Setup Jaffle Shop, a sample dbt project
jaffle_shop
is a fictional ecommerce store. This dbt project transforms raw data from an app database into a customers and orders model ready for analytics. This version is designed to showcase Firebolt’s integration with DBT.
- Clone
jaffle-shop-firebolt
repository and change to the newly created directory, as follows:git clone https://github.com/firebolt-db/jaffle_shop_firebolt.git cd jaffle_shop_firebolt
- Ensure your profile is setup correctly:
dbt debug
If you’re seeing an error here, check that your
profiles.yml
is set up correctly, is in the right directory on your system, and that the engine. is running. Also check that you’re still indbt-env
virtual Python environment that we’ve setup earlier and that both packages are present. - Install dependent packages:
dbt deps
- Run the external table model. If your database is not in
us-east-1
AWS region then refer to the Readme on how to copy the files.dbt run-operation stage_external_sources
- Load sample CSV in your database:
dbt seed
- Run the models:
dbt run
You should now see the customers
and orders
tables in your database, created using dbt models. From here you can explore more of DBT’s capabilities, including incremental models, documentation generation, and more, by following the official guides in the section below.
Limitations
Not every feature of DBT is supported in Firebolt. You can find an up-to-date list of features in the adapter documentation.
External table loading strategy
In the previous Jaffle Shop example we used a public Amazon S3 bucket to load data. If your bucket contains sensitive data, you will want to restrict access. Follow our guide to set up AWS authentication using an ID and secret key.
In your dbt_project.yml
, you can specify the credentials for your external table in fields aws_key_id
and aws_secret_key
, as shown in the following code example:
sources:
- name: firebolt_external
schema: ""
loader: S3
tables:
- name: <table-name>
external:
url: 's3://<bucket_name>/'
object_pattern: '<regex>'
type: '<type>'
credentials:
aws_key_id: <aws-id>
aws_secret_key: <aws-secret-key>
object_pattern: '<regex>'
compression: '<compression-type>'
partitions:
- name: <partition-name>
data_type: <partition-type>
regex: '<partition-definition-regex>'
columns:
- name: <column-name>
data_type: <type>
To use external tables, you must define a table as external in your dbt_project.yml
file. Every external table must contain the fields: url
, type
, and object_pattern
. The Firebolt external table specification requires fewer fields than those specified in the dbt documentation.
“Copy” loading strategy
You can also use COPY FROM to load data from Amazon S3 into Firebolt. It has a simple syntax and doesn’t require an exact match with your source data. COPY_FROM
does not create an intermediate table and writes your data straight into Firebolt so you can start working with it right away.

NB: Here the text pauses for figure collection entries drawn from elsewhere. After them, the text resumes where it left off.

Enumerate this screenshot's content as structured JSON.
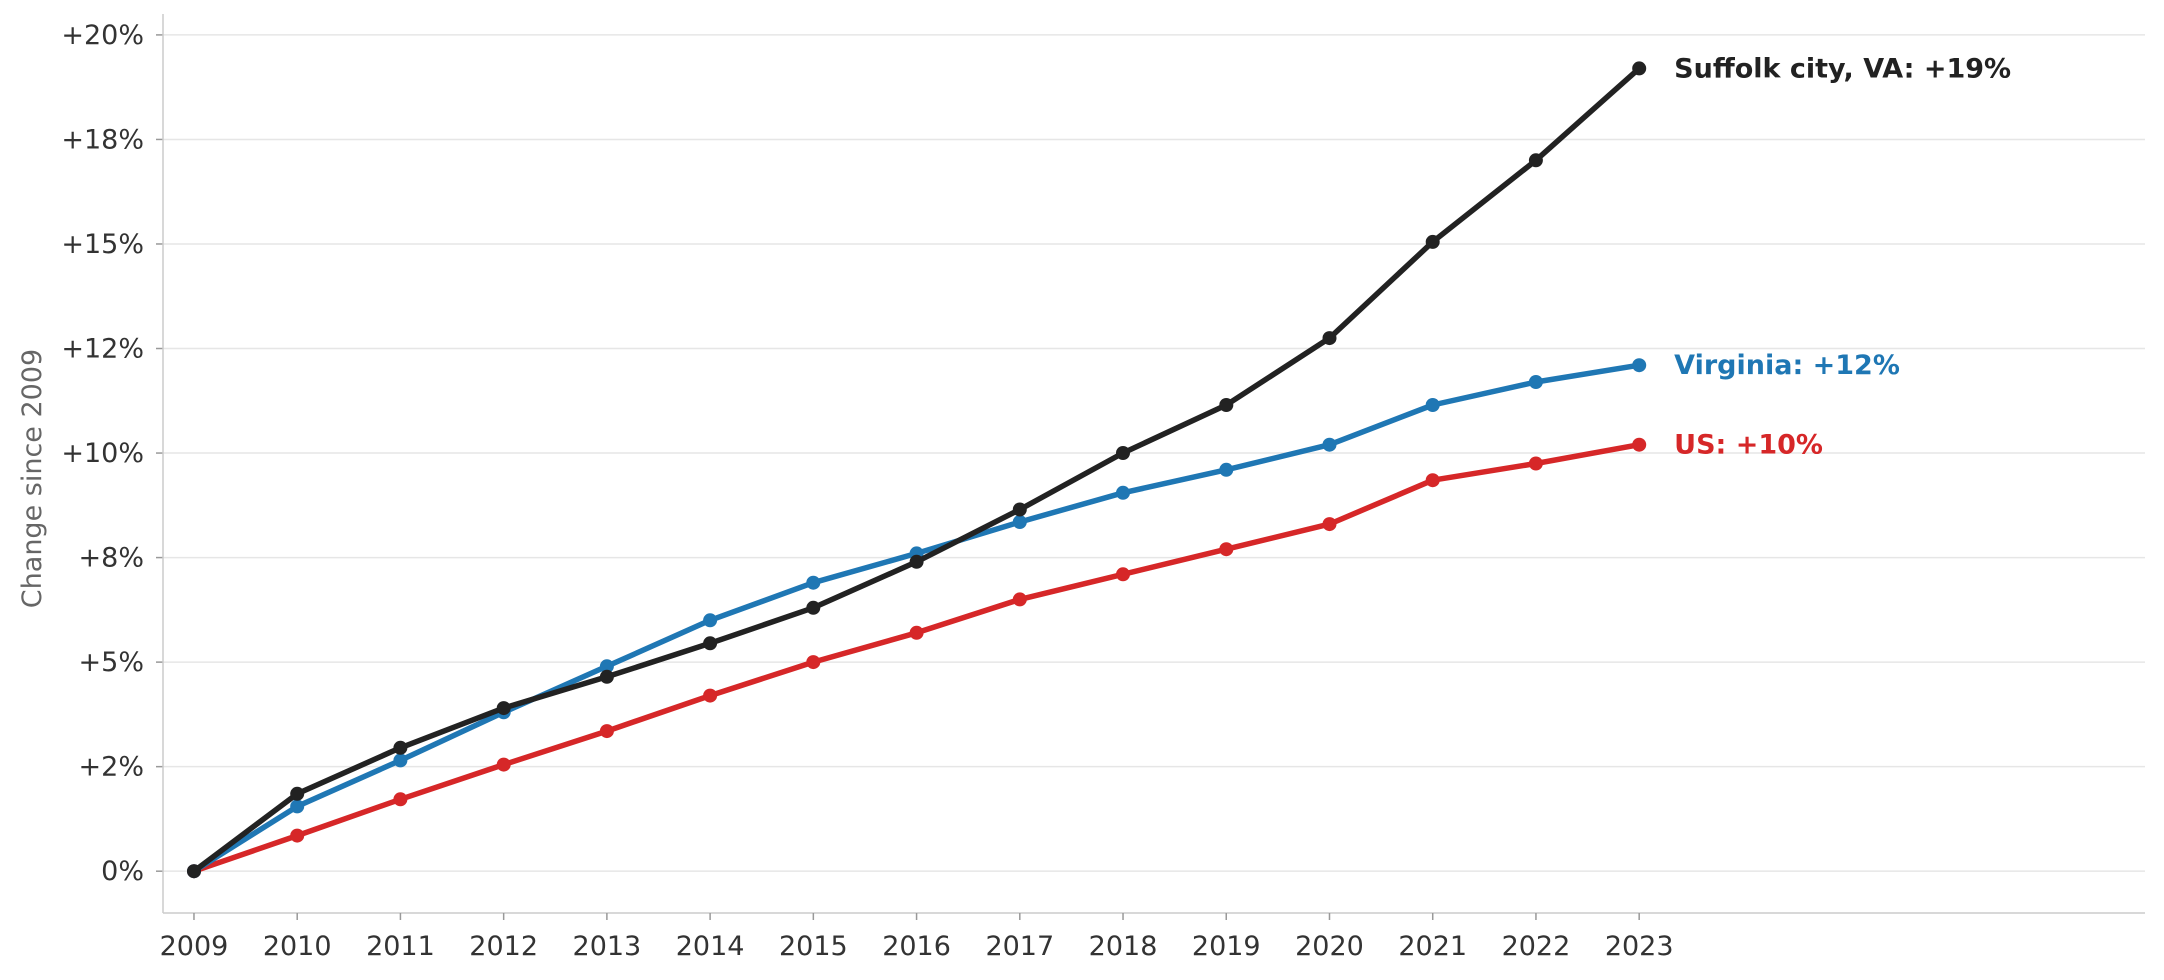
{
  "chart_data": {
    "type": "line",
    "title": "",
    "xlabel": "",
    "ylabel": "Change since 2009",
    "x": [
      2009,
      2010,
      2011,
      2012,
      2013,
      2014,
      2015,
      2016,
      2017,
      2018,
      2019,
      2020,
      2021,
      2022,
      2023
    ],
    "x_tick_labels": [
      "2009",
      "2010",
      "2011",
      "2012",
      "2013",
      "2014",
      "2015",
      "2016",
      "2017",
      "2018",
      "2019",
      "2020",
      "2021",
      "2022",
      "2023"
    ],
    "y_ticks": [
      0,
      2.5,
      5,
      7.5,
      10,
      12.5,
      15,
      17.5,
      20
    ],
    "y_tick_labels": [
      "0%",
      "+2%",
      "+5%",
      "+8%",
      "+10%",
      "+12%",
      "+15%",
      "+18%",
      "+20%"
    ],
    "ylim": [
      -1,
      20.5
    ],
    "xlim": [
      2008.7,
      2027.9
    ],
    "grid": "horizontal",
    "legend": "none",
    "series": [
      {
        "key": "us",
        "color": "#d62728",
        "values": [
          0,
          0.85,
          1.72,
          2.55,
          3.35,
          4.2,
          5.0,
          5.7,
          6.5,
          7.1,
          7.7,
          8.3,
          9.35,
          9.75,
          10.2
        ],
        "end_label": "US: +10%"
      },
      {
        "key": "virginia",
        "color": "#1f77b4",
        "values": [
          0,
          1.55,
          2.65,
          3.8,
          4.9,
          6.0,
          6.9,
          7.6,
          8.35,
          9.05,
          9.6,
          10.2,
          11.15,
          11.7,
          12.1
        ],
        "end_label": "Virginia: +12%"
      },
      {
        "key": "suffolk",
        "color": "#222222",
        "values": [
          0,
          1.85,
          2.95,
          3.9,
          4.65,
          5.45,
          6.3,
          7.4,
          8.65,
          10.0,
          11.15,
          12.75,
          15.05,
          17.0,
          19.2
        ],
        "end_label": "Suffolk city, VA: +19%"
      }
    ]
  }
}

The copy syntax in dbt closely adheres to the syntax in Firebolt’s COPY_FROM
.
To use COPY FROM
instead of creating an external table, set strategy: copy
in your external source definition. For backwards compatibility, if no strategy is specified, the external table strategy is used by default.
sources:
- name: s3
tables:
- name: <table-name>
external:
strategy: copy
url: 's3://<bucket_name>/'
credentials:
aws_key_id: <aws-id>
aws_secret_key: <aws-secret-key>
options:
object_pattern: '<regex>'
type: 'CSV'
auto_create: true
You can also include the following options:
options:
object_pattern: '<regex>'
type: 'CSV'
auto_create: true
allow_column_mismatch: false
max_errors_per_file: 10
csv_options:
header: true
delimiter: ','
quote: DOUBLE_QUOTE
escape: '\'
null_string: '\\N'
empty_field_as_null: true
skip_blank_lines: true
date_format: 'YYYY-MM-DD'
timestamp_format: 'YYYY-MM-DD HH24:MI:SS'
In the previous code example, csv_options
are indented. For detailed descriptions of these options and their allowed values, refer to the parameter specification.